To conclude this part of work, let’s remove all debug output from the code and see how request pipelining works with the remote peer from the wild:

* Total pieces 2680, piece length 262144

* Your announce url is: http://bttracker.debian.org:6969/announce
* Total 50 peers
* Probing peers...
87.58.176.238:62008	-> OK("-TR3000-0d2p8nysqd9z")
* Connected to peer: 87.58.176.238:62008
* Received bitfield: ffffffffffffffffffffffffffffffffffffffffffffffffffffffffffffffffffffffffffffffffffffffffffffffffffffffffffffffffffffffffffffffffffffffffffffffffffffffffffffffffffffffffffffffffffffffffffffffffffffffffffffffffffffffffffffffffffffffffffffffffffffffffffffffffffffffffffffffffffffffffffffffffffffffffffffffffffffffffffffffffffffffffffffffffffffffffffffffffffffffffffffffffffffffffffffffffffffffffffffffffffffffffffffffffffffffffffffffffffffffffffffffffffffffffffffffffffffffffffffffffffffffffffffffffffffffffffffffffffffffffffffffffffffffffffffffffffffffffffffffffffffffffffffffffffffffffffffffffffffffffffffffffffffffffffffffffffffffffffffffffffffffffffffffffffffffffffffff
* Sending `interested` message
* Receiving `unchoke` message
* Unchoked, requesting file
- Downloaded piece 0: 745 ms
- Downloaded piece 1: 65 ms
- Downloaded piece 2: 50 ms
- Downloaded piece 3: 18 ms
- Downloaded piece 4: 50 ms
- Downloaded piece 5: 10 ms
- Downloaded piece 6: 23 ms
- Downloaded piece 7: 8 ms
- Downloaded piece 8: 7 ms
- Downloaded piece 9: 55 ms
- Downloaded piece 10: 8 ms
- Downloaded piece 11: 54 ms
- Downloaded piece 12: 8 ms
- Downloaded piece 13: 7 ms
- Downloaded piece 14: 497 ms
- Downloaded piece 15: 61 ms
- Downloaded piece 16: 11 ms
- Downloaded piece 17: 9 ms

<< ...skipped... >> 

- Downloaded piece 2677: 6 ms
- Downloaded piece 2678: 384 ms
- Downloaded piece 2679: 48 ms
* Received entire file, first 128 bytes: 455208000000909000000000000000000000000000000000000000000000000033edfa8ed5bc007cfbfc6631db6631c96653665106578edd8ec552be007cbf0006b90001f3a5ea4b06000052b441bbaa5531c930f6f9cd13721681fb55aa751083e101740b66c706f306b442eb15eb0231c95a51b408cd135b0fb6c6405083e1
* File size: 702545920, download duration: 145.052801s

Obviously, the download speed from the remote peer was lower than that in our local environment.

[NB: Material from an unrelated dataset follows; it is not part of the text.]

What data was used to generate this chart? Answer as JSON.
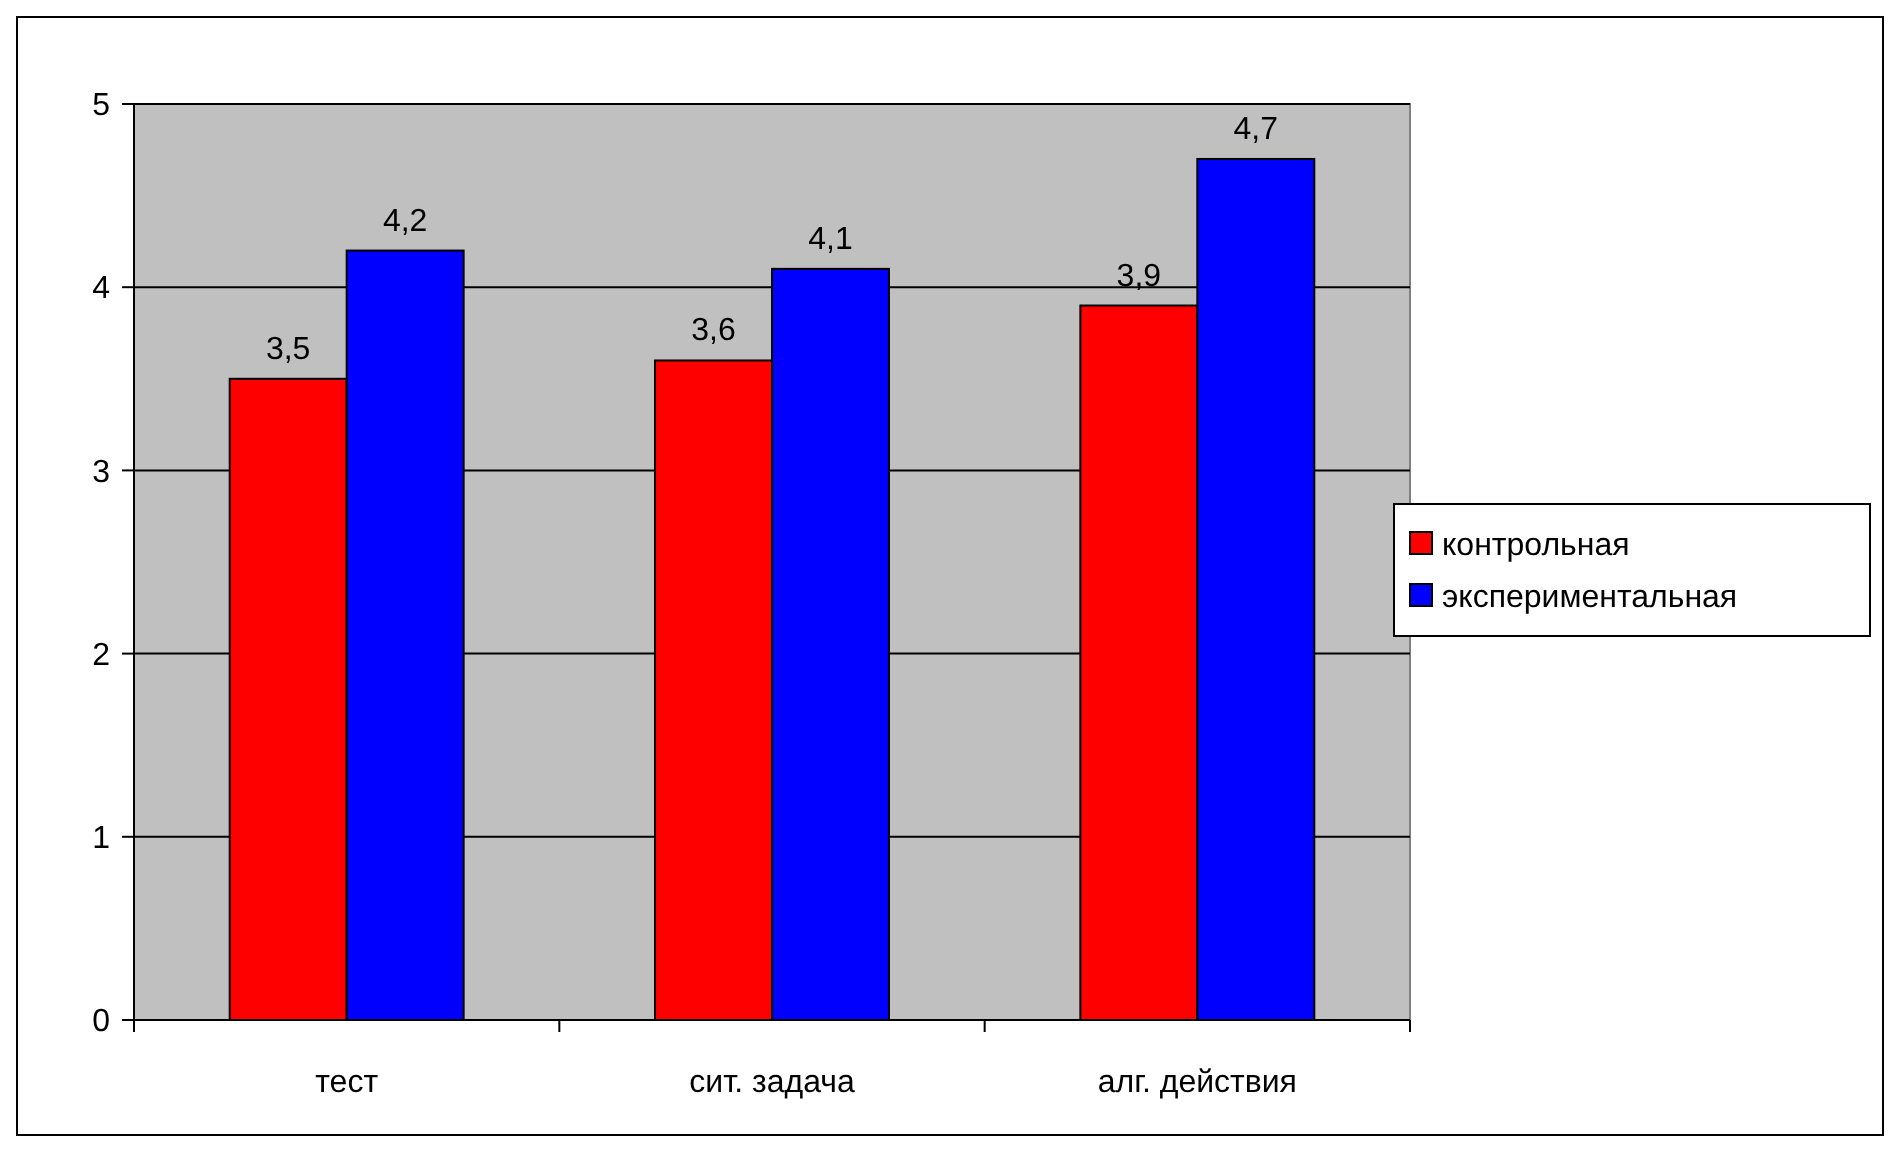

But nonetheless, we’ve downloaded the entire file in roughly 2.5 minutes, with the download speed of 4.6 MB/sec. Impressive improvement!

Next steps

So, let’s conclude for now that we have achieved quite satisfactory download speeds using request pipelining, and switch our attention to another area that needs some optimization: probing remote peers and picking the one to download from.